Finished Moby Dick.
If it wasn’t obvious, from the helpful map provided on the route of the Pequod, that the voyage ended in disaster, the final chapters could be quite suspense filled. A bit of a spoiler that. Apart from the late chapters when Ahab, soliloquises (to Starbuck mainly) about his career widow (yes the “Ahab’s Wife”) and his motivations to spend so many years of his life continuously at sea, (and of course the dramatic revelation earlier about the puspose of the mission) I don’t find Ahab and his much quoted “monomania” the main hero / subject of the book. The life and the characters are the story. Ahab is but one.

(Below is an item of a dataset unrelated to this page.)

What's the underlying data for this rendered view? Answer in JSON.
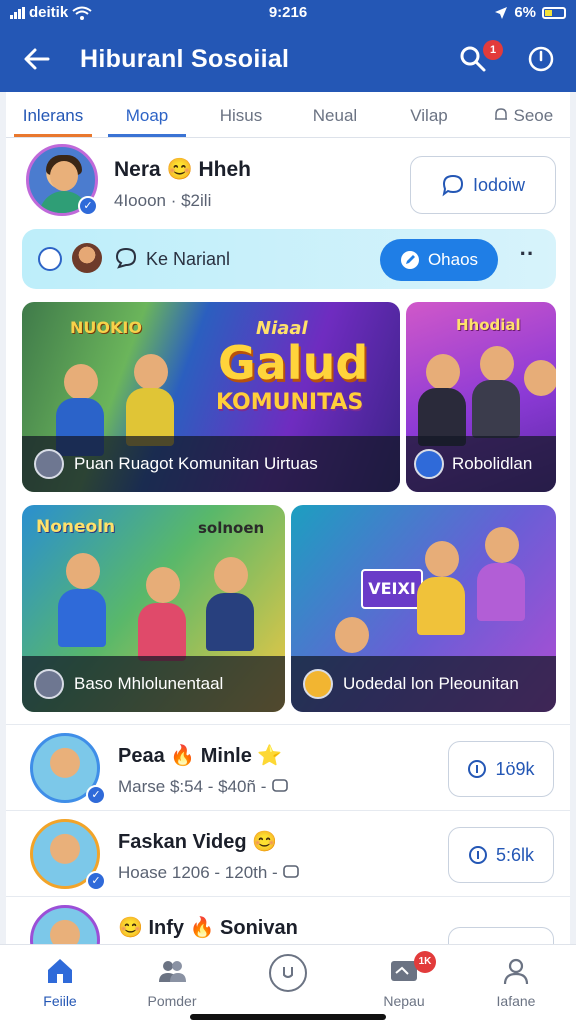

The competition for the dubloon provides an interesting parable on team motivation. In the initial part of the final chase Ahab (who put up the prize) – claims it over his crew, and creates the aweful anticipation of team demotivation. The second day Ahab changes the rules greatly in favour of the crew individually and as a team, and it shows in the way the entire crew follows his quest to their mutual terminal fate – with only Starbuck silently voicing “give it up now Ahab, for all our sakes”. Moby is not just real, but the real hero.
(Picky details – like the earlier rescue from the wreck in the first foray into the whaling boats, where the crew rescue is easy to miss, in the final fate of the Pequod itself, it is not clear when she sinks what has actually caused her to founder, and finally, the postscript about Ishmael surviving to tell the tale is a somewhat weak afterthought, though poignant in that Queeqeg’s coffin is the liferaft, and in fact only served to remind me that I’d lost any sense of where “I” was in the final scenes.)
Excellent read for so many reasons. Just the language is enough, varied though tough in some passages. The heroic historical adventure is a gripping and involving documentary too. Great stuff.